As principais características do GCB são fendilhamento no córtex, avermelhamento das folhas de variedades tintas de Vitis vinifera L., redução no vigor e produção escassa ou nula dependendo da variedade (Kuniyuki & Costa, 1982; Kuhn, 1992). O agente etiológico do GCB tem aproximadamente 800 nm de comprimento e é denominado vírus B da videira (Grapevine virus B, GVB, gênero Vitivirus, família Flexiviridae) (Martelli et al., 1997; Adams et al., 2004). No Brasil, o GVB ocorre com incidência de até 20% nos vinhedos do Estado de São Paulo (Kuniyuki & Costa, 1982) e superior a 60% em algumas plantações no Rio Grande do Sul (Kuhn, 1992). Nos vinhedos de São Paulo dois isolados desse vírus foram identificados: o isolado comum (GVB-C-SP) e o isolado Itália (GVB-I-SP) que são sorologicamente relacionados, mas apresentam sintomas distintos (Kuniyuki et al., 2000), estando o gene da proteína capsidial de ambos já seqüenciado (Moreira et al., 2004a).

No KSG, os sintomas consistem em acanaladuras ou longos sulcos no lenho da variedade de porta-enxerto Kober 5BB. A maioria das variedades de copa e de porta-enxerto de videira não apresenta sintomas visíveis da infecção, podendo a doença ser identificada pela enxertia nesse porta-enxerto indicador. A doença é atribuída ao vírus A da videira (Grapevine virus A, GVA), gênero Vitivirus, família Flexiviridae (Adams et al., 2004), com partículas filamentosas de cerca de 800 nm de comprimento. No Brasil, o GVA ocorre com incidência de 6,1% a 8,6% no Rio Grande do Sul (Fajardo et al., 2004) e em torno de 11% nos vinhedos paulistas (Kuniyuki et al. 1997). O gene da proteína capsidial do isolado paulista do GVA (GVA-SP) já foi seqüenciado mostrando alta identidade com isolados da África do Sul e Itália (Moreira et al., 2004b).

Tanto o GVA como o GVB são vírus restritos ao floema da videira, única hospedeira natural, apresentam distribuição irregular nos tecidos e uma concentração que aumenta durante o período vegetativo, atingindo o máximo no outono, sendo ainda baixa a ponto de dificultar a detecção por métodos de laboratório (Minafra, 2000). Estas características, associadas ao fato de serem pouco imunogênicos, dificultam a detecção por métodos sorológicos.
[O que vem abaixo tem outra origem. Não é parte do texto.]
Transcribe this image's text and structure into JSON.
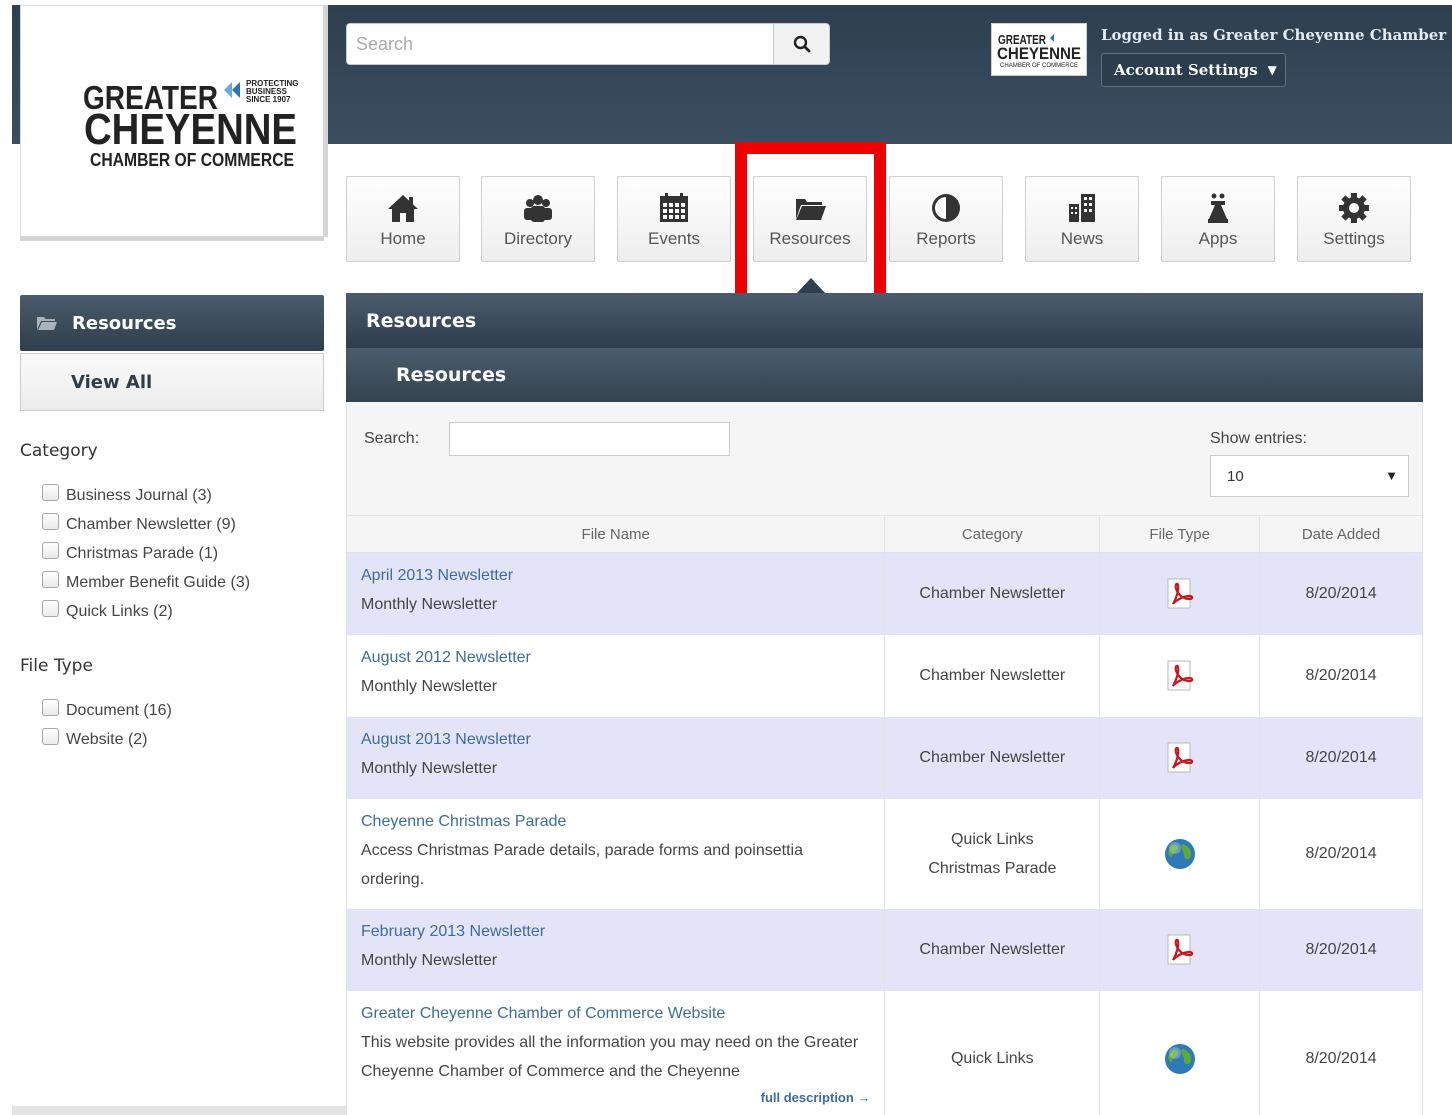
{
  "header": {
    "search_placeholder": "Search",
    "logged_in_text": "Logged in as Greater Cheyenne Chamber o",
    "account_settings_label": "Account Settings"
  },
  "logo": {
    "line1": "GREATER",
    "line2": "CHEYENNE",
    "line3": "CHAMBER OF COMMERCE",
    "tag1": "PROTECTING",
    "tag2": "BUSINESS",
    "tag3": "SINCE 1907"
  },
  "nav": {
    "items": [
      {
        "label": "Home",
        "icon": "home-icon"
      },
      {
        "label": "Directory",
        "icon": "people-icon"
      },
      {
        "label": "Events",
        "icon": "calendar-icon"
      },
      {
        "label": "Resources",
        "icon": "folder-icon"
      },
      {
        "label": "Reports",
        "icon": "pie-chart-icon"
      },
      {
        "label": "News",
        "icon": "building-icon"
      },
      {
        "label": "Apps",
        "icon": "chess-piece-icon"
      },
      {
        "label": "Settings",
        "icon": "gear-icon"
      }
    ],
    "highlight_color": "#ee0000"
  },
  "sidebar": {
    "heading": "Resources",
    "view_all": "View All",
    "category_title": "Category",
    "categories": [
      "Business Journal (3)",
      "Chamber Newsletter (9)",
      "Christmas Parade (1)",
      "Member Benefit Guide (3)",
      "Quick Links (2)"
    ],
    "filetype_title": "File Type",
    "filetypes": [
      "Document (16)",
      "Website (2)"
    ]
  },
  "main": {
    "title": "Resources",
    "subtitle": "Resources",
    "search_label": "Search:",
    "entries_label": "Show entries:",
    "entries_value": "10",
    "columns": [
      "File Name",
      "Category",
      "File Type",
      "Date Added"
    ],
    "rows": [
      {
        "title": "April 2013 Newsletter",
        "desc": "Monthly Newsletter",
        "cat1": "Chamber Newsletter",
        "cat2": "",
        "type": "pdf-icon",
        "date": "8/20/2014"
      },
      {
        "title": "August 2012 Newsletter",
        "desc": "Monthly Newsletter",
        "cat1": "Chamber Newsletter",
        "cat2": "",
        "type": "pdf-icon",
        "date": "8/20/2014"
      },
      {
        "title": "August 2013 Newsletter",
        "desc": "Monthly Newsletter",
        "cat1": "Chamber Newsletter",
        "cat2": "",
        "type": "pdf-icon",
        "date": "8/20/2014"
      },
      {
        "title": "Cheyenne Christmas Parade",
        "desc": "Access Christmas Parade details, parade forms and poinsettia ordering.",
        "cat1": "Quick Links",
        "cat2": "Christmas Parade",
        "type": "globe-icon",
        "date": "8/20/2014"
      },
      {
        "title": "February 2013 Newsletter",
        "desc": "Monthly Newsletter",
        "cat1": "Chamber Newsletter",
        "cat2": "",
        "type": "pdf-icon",
        "date": "8/20/2014"
      },
      {
        "title": "Greater Cheyenne Chamber of Commerce Website",
        "desc": "This website provides all the information you may need on the Greater Cheyenne Chamber of Commerce and the Cheyenne",
        "cat1": "Quick Links",
        "cat2": "",
        "type": "globe-icon",
        "date": "8/20/2014",
        "more": "full description →"
      }
    ]
  }
}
Testes biológicos de indexação, como a enxertia em videiras indicadoras, são demasiadamente demorados uma vez que a manifestação dos sintomas ocorre entre seis e 24 meses para o GCB e entre 36 e 48 meses para o KSG (Amorim & Kuniyuki, 1997).
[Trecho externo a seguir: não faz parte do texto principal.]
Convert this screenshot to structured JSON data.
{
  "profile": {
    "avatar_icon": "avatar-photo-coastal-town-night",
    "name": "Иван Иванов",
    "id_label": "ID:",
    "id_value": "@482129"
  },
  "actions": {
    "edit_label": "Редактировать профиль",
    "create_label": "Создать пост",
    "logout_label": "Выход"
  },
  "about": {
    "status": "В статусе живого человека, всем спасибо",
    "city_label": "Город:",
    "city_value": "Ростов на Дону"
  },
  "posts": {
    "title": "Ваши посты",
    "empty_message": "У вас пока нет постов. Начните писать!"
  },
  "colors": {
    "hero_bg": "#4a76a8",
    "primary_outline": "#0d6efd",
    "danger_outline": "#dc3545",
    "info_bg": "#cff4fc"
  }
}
Os métodos moleculares vêm se tornando de escolha para a detecção dos vírus associados ao complexo do lenho rugoso da videira, devido à maior especificidade e sensibilidade em relação aos métodos sorológicos. A técnica de PCR já foi utilizada com sucesso para a detecção de vitivírus em tecidos de herbáceas ou videiras infetadas (Minafra et al., 1992a). A utilização de sondas de ácidos nucleicos para a detecção de vírus do gênero Vitivirus constitui outra alternativa de diagnóstico molecular. Sondas marcadas radioativamente (Minafra et al., 1992b) ou com digoxigenina (Saldarelli et al., 1994) mostraram-se eficientes e apresentaram boa sensibilidade na detecção. Apesar disto, a utilização de técnicas moleculares para detecção de vírus de videira no Brasil é ainda incipiente (Fajardo et al., 2004), sendo a enxertia com videiras indicadoras o método mais freqüentemente utilizado (Kuniyuki & Costa, 1982; Kuniyuki, et al., 1997; Kuhn, 1992; Amorim & Kuniyuki, 1997).

O objetivo deste trabalho foi testar a hibridização "dot-blot" com sondas não radioativas de cDNA como técnica alternativa para a detecção do GVA e GVB em videiras e em plantas de fumo inoculadas mecanicamente.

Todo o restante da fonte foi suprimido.